STL Science Center

STL Science Center

06 August 2011

The Faces of Caudipteryx

Caudipteryx is the size of a bird, has feathers like a bird and even looks a bit like a bird. What does that all add up to? Some very bird-like illustrations!

Stephen Czerkas, © 2005.
First, let's get the dullest one I've found out of the way. This is actually a sculpture that was found on the Arizona Museum of Natural history website. Dull does not necessarily mean bad and that is true here. Anatomically this sculpture is perfect and the feathering is quite detailed head to toe with the exception of the chicken legs and hardened beak being bare of feathers. Here the tail possesses one fan of feathers directly at the end of the tail pointing, if the tail were straight, directly backward or away from the body of the animal. The coloring of the animal is also unique in regard to other representations of the dinosaur.

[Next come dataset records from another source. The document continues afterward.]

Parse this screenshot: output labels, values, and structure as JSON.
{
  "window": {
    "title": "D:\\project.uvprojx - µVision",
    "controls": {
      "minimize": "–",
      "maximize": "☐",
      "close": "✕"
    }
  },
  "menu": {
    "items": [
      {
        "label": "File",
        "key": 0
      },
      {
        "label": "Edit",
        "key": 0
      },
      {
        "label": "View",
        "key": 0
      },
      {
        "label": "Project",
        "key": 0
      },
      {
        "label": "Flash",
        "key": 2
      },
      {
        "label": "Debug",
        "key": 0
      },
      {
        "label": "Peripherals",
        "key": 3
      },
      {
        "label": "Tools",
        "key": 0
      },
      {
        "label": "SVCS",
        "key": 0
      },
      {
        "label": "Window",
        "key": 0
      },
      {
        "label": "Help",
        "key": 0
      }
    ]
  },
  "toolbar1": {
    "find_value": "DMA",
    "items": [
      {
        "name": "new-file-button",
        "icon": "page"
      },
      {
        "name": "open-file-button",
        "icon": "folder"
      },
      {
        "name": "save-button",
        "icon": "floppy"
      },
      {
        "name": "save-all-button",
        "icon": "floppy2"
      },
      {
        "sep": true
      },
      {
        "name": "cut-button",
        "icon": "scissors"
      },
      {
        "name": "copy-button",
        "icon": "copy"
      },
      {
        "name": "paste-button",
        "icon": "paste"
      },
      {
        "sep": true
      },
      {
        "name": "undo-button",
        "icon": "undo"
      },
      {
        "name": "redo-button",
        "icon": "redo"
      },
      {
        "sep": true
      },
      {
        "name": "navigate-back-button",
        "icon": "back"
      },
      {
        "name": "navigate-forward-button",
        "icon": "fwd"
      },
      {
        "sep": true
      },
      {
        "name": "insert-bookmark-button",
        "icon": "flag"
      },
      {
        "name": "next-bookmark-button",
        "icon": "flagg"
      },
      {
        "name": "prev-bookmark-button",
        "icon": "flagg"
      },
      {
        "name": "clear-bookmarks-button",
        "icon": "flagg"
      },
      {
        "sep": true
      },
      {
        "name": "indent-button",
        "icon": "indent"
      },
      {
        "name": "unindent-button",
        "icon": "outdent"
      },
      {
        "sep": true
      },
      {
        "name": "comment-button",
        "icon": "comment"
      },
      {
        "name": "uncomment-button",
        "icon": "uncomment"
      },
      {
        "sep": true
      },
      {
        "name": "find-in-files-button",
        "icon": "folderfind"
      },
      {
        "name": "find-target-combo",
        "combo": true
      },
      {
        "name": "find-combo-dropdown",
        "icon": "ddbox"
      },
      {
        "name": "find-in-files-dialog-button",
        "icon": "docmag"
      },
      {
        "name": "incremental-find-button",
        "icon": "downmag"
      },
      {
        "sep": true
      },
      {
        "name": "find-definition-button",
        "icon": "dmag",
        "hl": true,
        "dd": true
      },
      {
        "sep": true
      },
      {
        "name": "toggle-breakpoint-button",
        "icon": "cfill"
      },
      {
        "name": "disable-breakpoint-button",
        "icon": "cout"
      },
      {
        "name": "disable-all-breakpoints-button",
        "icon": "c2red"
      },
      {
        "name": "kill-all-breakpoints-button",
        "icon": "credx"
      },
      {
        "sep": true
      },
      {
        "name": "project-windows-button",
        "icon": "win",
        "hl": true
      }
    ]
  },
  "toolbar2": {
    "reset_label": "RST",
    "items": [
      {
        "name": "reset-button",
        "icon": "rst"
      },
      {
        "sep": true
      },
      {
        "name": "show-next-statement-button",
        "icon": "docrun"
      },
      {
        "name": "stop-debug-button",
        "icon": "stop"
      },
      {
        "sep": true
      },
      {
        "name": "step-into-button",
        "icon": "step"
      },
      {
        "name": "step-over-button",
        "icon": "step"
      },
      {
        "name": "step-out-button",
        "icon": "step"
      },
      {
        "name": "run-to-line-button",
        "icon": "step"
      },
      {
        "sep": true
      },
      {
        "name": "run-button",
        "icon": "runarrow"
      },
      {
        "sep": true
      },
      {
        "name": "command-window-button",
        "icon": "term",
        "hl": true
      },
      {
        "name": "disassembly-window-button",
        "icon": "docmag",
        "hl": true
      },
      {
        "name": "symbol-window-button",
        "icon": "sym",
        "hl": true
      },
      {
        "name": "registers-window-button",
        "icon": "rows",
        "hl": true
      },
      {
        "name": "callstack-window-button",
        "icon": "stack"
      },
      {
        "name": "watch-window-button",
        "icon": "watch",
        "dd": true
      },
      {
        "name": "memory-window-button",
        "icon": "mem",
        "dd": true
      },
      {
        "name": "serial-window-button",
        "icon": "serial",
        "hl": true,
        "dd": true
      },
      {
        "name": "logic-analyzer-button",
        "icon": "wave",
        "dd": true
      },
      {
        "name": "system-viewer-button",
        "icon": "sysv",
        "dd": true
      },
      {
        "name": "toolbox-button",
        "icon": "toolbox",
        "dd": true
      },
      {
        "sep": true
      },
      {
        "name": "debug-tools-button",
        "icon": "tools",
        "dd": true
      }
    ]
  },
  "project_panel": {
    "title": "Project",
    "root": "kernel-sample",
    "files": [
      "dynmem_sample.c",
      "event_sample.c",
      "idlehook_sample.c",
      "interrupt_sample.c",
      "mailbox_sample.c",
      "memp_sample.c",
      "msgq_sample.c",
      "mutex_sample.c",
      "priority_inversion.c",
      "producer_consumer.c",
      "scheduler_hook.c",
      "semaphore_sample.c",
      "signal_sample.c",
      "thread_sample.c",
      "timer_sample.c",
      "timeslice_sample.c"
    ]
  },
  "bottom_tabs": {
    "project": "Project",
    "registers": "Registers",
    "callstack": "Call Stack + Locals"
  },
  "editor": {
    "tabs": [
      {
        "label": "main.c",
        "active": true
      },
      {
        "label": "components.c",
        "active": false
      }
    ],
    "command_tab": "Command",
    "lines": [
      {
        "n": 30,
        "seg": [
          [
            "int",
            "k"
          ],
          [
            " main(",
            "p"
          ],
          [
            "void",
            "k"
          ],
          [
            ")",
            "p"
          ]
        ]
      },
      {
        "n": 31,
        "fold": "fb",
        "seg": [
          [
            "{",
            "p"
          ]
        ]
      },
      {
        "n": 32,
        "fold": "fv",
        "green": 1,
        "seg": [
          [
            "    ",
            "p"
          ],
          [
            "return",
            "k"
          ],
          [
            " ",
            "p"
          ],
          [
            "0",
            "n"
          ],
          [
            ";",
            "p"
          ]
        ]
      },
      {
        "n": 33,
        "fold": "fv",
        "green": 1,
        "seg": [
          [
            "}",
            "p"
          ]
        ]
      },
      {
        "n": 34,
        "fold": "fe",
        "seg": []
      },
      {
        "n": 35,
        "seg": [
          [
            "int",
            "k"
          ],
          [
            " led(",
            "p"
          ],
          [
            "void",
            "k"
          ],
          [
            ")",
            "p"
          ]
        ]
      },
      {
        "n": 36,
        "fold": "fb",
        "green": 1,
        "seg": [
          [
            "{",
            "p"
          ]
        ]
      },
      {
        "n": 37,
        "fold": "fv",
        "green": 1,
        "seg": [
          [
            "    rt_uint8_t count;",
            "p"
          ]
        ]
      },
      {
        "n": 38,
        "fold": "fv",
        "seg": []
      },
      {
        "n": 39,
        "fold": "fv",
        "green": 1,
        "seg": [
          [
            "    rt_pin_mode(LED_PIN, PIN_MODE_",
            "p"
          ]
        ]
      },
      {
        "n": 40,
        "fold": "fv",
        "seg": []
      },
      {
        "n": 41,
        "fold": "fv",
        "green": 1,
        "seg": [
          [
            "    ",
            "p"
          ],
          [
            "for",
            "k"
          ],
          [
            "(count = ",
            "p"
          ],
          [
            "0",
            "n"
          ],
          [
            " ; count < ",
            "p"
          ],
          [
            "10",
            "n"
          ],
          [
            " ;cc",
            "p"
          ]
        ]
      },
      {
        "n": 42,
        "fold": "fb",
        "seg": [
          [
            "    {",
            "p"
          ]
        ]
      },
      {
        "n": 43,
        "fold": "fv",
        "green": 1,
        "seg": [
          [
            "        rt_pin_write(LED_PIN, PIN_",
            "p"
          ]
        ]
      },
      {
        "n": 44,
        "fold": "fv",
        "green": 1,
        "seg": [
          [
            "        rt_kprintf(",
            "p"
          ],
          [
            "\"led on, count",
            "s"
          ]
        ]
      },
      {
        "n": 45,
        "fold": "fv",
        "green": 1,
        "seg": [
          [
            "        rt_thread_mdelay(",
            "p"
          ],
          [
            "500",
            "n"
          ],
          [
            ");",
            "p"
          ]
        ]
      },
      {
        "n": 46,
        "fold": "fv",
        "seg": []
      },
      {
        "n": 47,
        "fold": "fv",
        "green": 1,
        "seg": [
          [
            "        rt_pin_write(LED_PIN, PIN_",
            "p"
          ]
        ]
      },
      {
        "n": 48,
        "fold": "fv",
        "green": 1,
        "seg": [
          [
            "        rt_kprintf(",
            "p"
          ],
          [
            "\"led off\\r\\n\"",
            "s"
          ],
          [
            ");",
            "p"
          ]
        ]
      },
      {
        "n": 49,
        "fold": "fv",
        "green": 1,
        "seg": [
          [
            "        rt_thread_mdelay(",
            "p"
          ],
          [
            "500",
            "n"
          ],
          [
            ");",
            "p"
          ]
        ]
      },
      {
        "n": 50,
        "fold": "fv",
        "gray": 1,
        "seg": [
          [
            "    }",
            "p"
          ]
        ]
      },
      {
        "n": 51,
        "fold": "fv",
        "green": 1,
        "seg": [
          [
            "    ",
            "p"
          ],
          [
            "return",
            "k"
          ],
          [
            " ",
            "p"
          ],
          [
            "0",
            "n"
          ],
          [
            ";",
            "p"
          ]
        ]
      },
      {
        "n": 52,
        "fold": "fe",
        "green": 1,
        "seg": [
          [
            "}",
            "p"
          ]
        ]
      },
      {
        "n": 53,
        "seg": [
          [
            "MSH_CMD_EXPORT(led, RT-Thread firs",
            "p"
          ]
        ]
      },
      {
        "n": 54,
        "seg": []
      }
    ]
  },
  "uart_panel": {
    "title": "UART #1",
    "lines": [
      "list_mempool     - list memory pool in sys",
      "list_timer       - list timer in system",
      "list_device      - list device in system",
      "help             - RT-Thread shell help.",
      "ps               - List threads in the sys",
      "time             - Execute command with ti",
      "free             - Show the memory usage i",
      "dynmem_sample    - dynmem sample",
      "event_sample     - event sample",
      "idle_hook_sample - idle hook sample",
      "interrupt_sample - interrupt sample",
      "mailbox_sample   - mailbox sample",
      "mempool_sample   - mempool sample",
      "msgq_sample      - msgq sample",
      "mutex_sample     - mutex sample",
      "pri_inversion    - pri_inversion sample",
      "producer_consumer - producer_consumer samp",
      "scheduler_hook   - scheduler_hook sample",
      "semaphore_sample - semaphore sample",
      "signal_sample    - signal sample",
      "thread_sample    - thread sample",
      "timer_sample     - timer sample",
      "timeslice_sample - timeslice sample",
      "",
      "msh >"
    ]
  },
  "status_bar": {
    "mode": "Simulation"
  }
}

Personally, while I love the idea of these animals wildly colored and highly tropical looking, I believe that this color scheme would provide more camouflage and thus be more likely, unless Caudipteryx is like modern birds and this color scheme was a strictly feminine trait while the outlandish colors and brightness in the next illustrations were more of a masculine thing to tote out into the world.

©Luis Rey
Luis Rey had a very different approach to Caudipteryx. He made the animal very noticeable in a green world. In this background, because of the flowers, it is less noticeable even with the brilliant colors. This is a very likely evolutionary step, in all actuality, because flowering plants had only come about a million years prior and therefore, with flowers suddenly arriving on the scene, it would be to any animal's benefit if they could manage to hide in plain sight with the new flowers. Feathers adapting to be brilliantly colored in like the flowers would have made for an amazing set of fauna during this time period. Even the face of the animal is heavily colored and is also quite avian in appearance, not unlike the faces Oviraptors appear with. However, I am going to stick with the male/female coloration traits as my theory because I believe that birds and dinosaurs are related closely and we can back up that coloration theory heavily with examples from our time; birds from the peafowl to the cardinal to wood ducks are heavily dimorphic species. Here, also, we find the tail of Caudipteryx is shown in a fan pattern, but split in a "V" down the middle of the tail on the top side of the tail. This could, though, be an aggressive or mating posture of the tail feathers, or could even be, like the coloring, a male trait that would not exist in female Caudipteryx.

©Australian Museum
Illus. James Reece
This illustration, done for the Australian Museum by James Reece, shows the non-split tail fan and less feathering than most other illustrations. The tail fan here is held rigidly out and up like a peacock's tail. The arm feathering is also a great deal smaller than most of the other illustrations that turn up in a search. Both of these add up to artist's choice, as does the way the skull was portrayed. Like in the previous illustration, this face is mostly bare rather than heavily feathered, however, this skull has an earthy coloration to the skin of the face and is more reptilian than bird-like. The lock of black feathers behind the eyes makes the face almost mammalian actually, as though it were a balding man maybe, or covered in the same way that other primate's heads are covered even with the face bare. It still has chicken legs as well.

©Joe Tucciarone
This last illustration for today accentuates the avian nature of Caudipteryx. Tucciarone's illustration possesses many avian qualities that have been shown in other illustrations- namely feathering, the chicken legs, the tail fan, and a wing-like arm- but also possesses reptilian qualities in the head at the same time. Here, though, we have an animal in the midst of a hunt for insects. The very attack on the insect, which looks like a cross between a dragonfly and a common house fly, is very avian in nature and not reptilian, which is what most dinosaurs are depicted as during the hunt, though as more active reptiles than simple ambush hunting reptiles. This Caudipteryx, however, is leaning in, actively chasing the insect and has spread its arms or wings and tail fan for balance while giving chase which, growing up with chickens, I have seen many times in birds at a full run (or waddle, chickens running look funny and it's more of a waddling motion). The posturing of this piece is fantastic if it is agreed that Caudipteryx was heavily avian, though, as we know, not everyone sees things that way.